Chán Zhōng Shuō Chán: Entanglement Is Not Entanglement, Zen Is Not Zen — A Dead Tree's Dragon Song Illuminates the Great Thousand Worlds (II)
2006/2/1 14:41:47
Since the time of Yunmen and Fayan, Chan Buddhism flourished greatly and then declined, until today only those who count sand, tally treasures, and lap up others' spittle remain. Zen is without past or present, is both past and present — what has it to do with old man Shakyamuni or old fellow Bodhidharma? The likes of Huineng — even as Yunmen said, "Strike them dead and feed them to the dogs" — what harm is done to Zen? What harm to Huineng? The Five Houses and Seven Schools, though they may envelop heaven and cover the earth, shining gloriously through a thousand ages — what is added to Zen? What is added to the Five Houses and Seven Schools?
There is a type of spittle-lapping fellow who takes "not establishing words, a separate transmission outside the teachings, directly pointing to the human mind, seeing one's nature and becoming Buddha" as the guiding principle of Chan. Yet there is no mind to point to — what can be pointed to is not mind; there is no Buddha to become — what can be become is not Buddha. How then can one recklessly speak of "directly pointing to the human mind, seeing one's nature and becoming Buddha"? How can one arbitrarily generate distinctions between the school beyond the teachings and the teachings themselves? The Chan school's canonical texts within the Tripitaka are already quite numerous — how can one recklessly claim "not establishing words, a separate transmission outside the teachings"? Sameness and difference — these are the delusory distinctions of fools. Not only is there no difference between the school beyond the teachings and the teachings; the Three Teachings and Nine Schools, gods, demons, and ghosts, orthodoxy and heresy, heaven and hell, right and wrong, good and evil — with regard to Zen, what difference is there? What sameness?
If anyone claims that Zen has a lineage of transmission, they are speaking nonsense. If Mahakashyapa gained something from Shakyamuni's holding up a flower, if Bodhidharma transmitted something when Huike severed his arm, then Shakyamuni, Mahakashyapa, Bodhidharma, and Huike would all be blind mice. Zen has no transmission, no attainment — what then is transmitted or attained? But if one rigidly insists that "Zen has no transmission, no attainment," then one is spinning a cocoon to trap oneself — laughable and pitiable!
A verse:
A floating world of clumsy schemes, calculations always miss their mark.
Looking up, looking down — truth is also false; rising, sinking — right is also wrong.
Truth and falsehood have little meaning; right and wrong are ever in violation.
Riding a crane to Yangzhou, chasing a deer toward the capital.
The crane soars — both wings snap; the deer dies — how many return?
Spring returns — willows turn green; winter solstice — rain and snow fly thick.

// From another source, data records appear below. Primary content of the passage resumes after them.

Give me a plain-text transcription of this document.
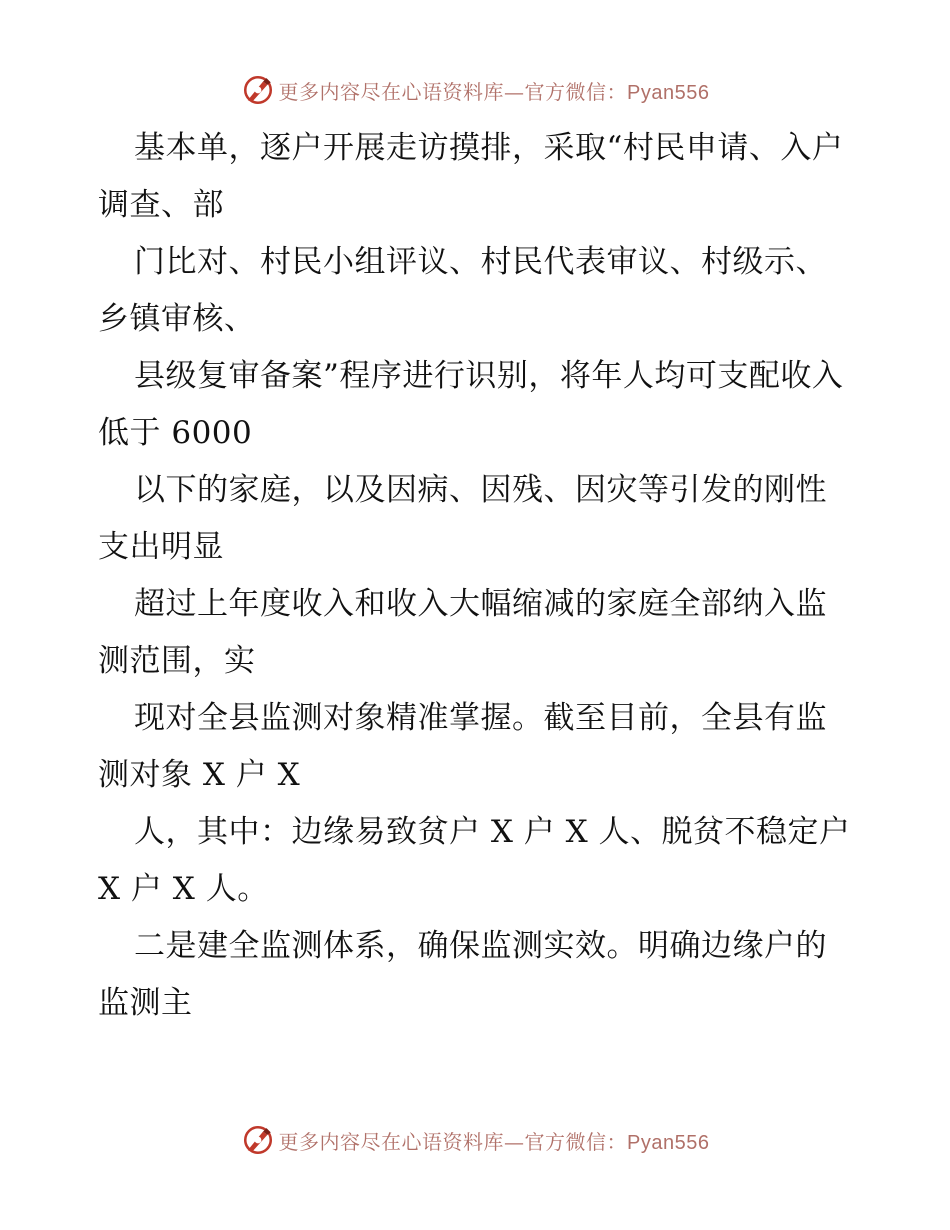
更多内容尽在心语资料库—官方微信：Pyan556

基本单，逐户开展走访摸排，采取“村民申请、入户调查、部

门比对、村民小组评议、村民代表审议、村级示、乡镇审核、

县级复审备案”程序进行识别，将年人均可支配收入低于 6000

以下的家庭，以及因病、因残、因灾等引发的刚性支出明显

超过上年度收入和收入大幅缩减的家庭全部纳入监测范围，实

现对全县监测对象精准掌握。截至目前，全县有监测对象 X 户 X

人，其中：边缘易致贫户 X 户 X 人、脱贫不稳定户 X 户 X 人。

二是建全监测体系，确保监测实效。明确边缘户的监测主

更多内容尽在心语资料库—官方微信：Pyan556
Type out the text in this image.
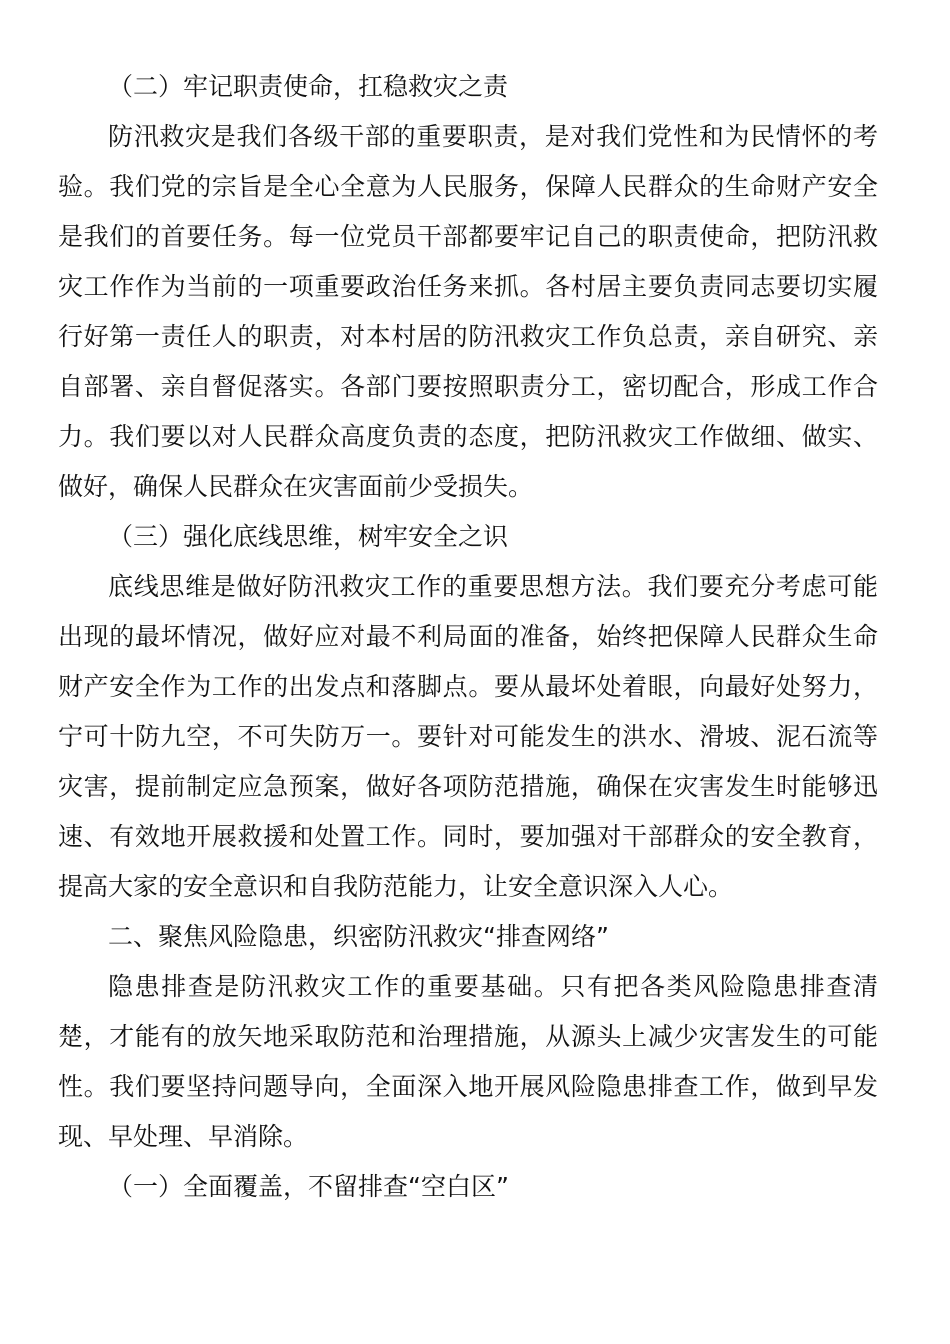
（二）牢记职责使命，扛稳救灾之责

防汛救灾是我们各级干部的重要职责，是对我们党性和为民情怀的考验。我们党的宗旨是全心全意为人民服务，保障人民群众的生命财产安全是我们的首要任务。每一位党员干部都要牢记自己的职责使命，把防汛救灾工作作为当前的一项重要政治任务来抓。各村居主要负责同志要切实履行好第一责任人的职责，对本村居的防汛救灾工作负总责，亲自研究、亲自部署、亲自督促落实。各部门要按照职责分工，密切配合，形成工作合力。我们要以对人民群众高度负责的态度，把防汛救灾工作做细、做实、做好，确保人民群众在灾害面前少受损失。

（三）强化底线思维，树牢安全之识

底线思维是做好防汛救灾工作的重要思想方法。我们要充分考虑可能出现的最坏情况，做好应对最不利局面的准备，始终把保障人民群众生命财产安全作为工作的出发点和落脚点。要从最坏处着眼，向最好处努力，宁可十防九空，不可失防万一。要针对可能发生的洪水、滑坡、泥石流等灾害，提前制定应急预案，做好各项防范措施，确保在灾害发生时能够迅速、有效地开展救援和处置工作。同时，要加强对干部群众的安全教育，提高大家的安全意识和自我防范能力，让安全意识深入人心。

二、聚焦风险隐患，织密防汛救灾“排查网络”

隐患排查是防汛救灾工作的重要基础。只有把各类风险隐患排查清楚，才能有的放矢地采取防范和治理措施，从源头上减少灾害发生的可能性。我们要坚持问题导向，全面深入地开展风险隐患排查工作，做到早发现、早处理、早消除。

（一）全面覆盖，不留排查“空白区”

Jade waters cross the mountains and go; a white horse races past the gap.
Whose heart observes the sun and moon? Whose ears hear the mockery?
All affairs are merely phantoms — crane and deer cannot be wished for.
I climb that stone on the southern mountain — how towering is the southern mountain!
Winding through forest, hill, and brush; paths through fields where wheat grows rich.
Craggy peaks hide strange beasts; rolling slopes are paced by golden pheasants.
High cliffs cast cool shadows; secluded ravines are filled with white angelica.
The sky collapses — sudden rain pours down; startled clouds scatter the fading light.
A gale snaps the great coiled trees; rushing floods breach the rocky dike.
Coiling dragons dance with golden claws; wild stallions shed their jade ornaments.
Mountains shaved of a thousand feet of earth; seas draining through ten thousand rings of siege.
Where mountain and sea exhaust their traces, the moon is bright, the stars not yet thin.
Flowing light conjures five colors; sword qi brushes rainbow robes.
Among the clouds, soft and lush trees; at the ravine's bottom, verdant fragrant herbs.
Heaven and earth are tucked within the sleeve; sun and moon are minute within the dust.
Driving horses to hunt the autumn plains, dangling a rod to fish the summer shoals.
Now and then like mayflies perishing, sometimes born with the dragon-tiger's might.
Vast and boundless, neither clear nor murky, serene and at ease, the qin's melody continues.
Replies
缠中说禅 2011/4/10 23:47:08
Not fulfilling it — so what? Days when the moon shines in daytime are good days. What a pity for these fools.
缠中说禅 2009/4/19 22:05:54
Borrowing this precious space to fulfill Classmate Jiang's wish to treat this ID to a meal. What a transgression, what a transgression!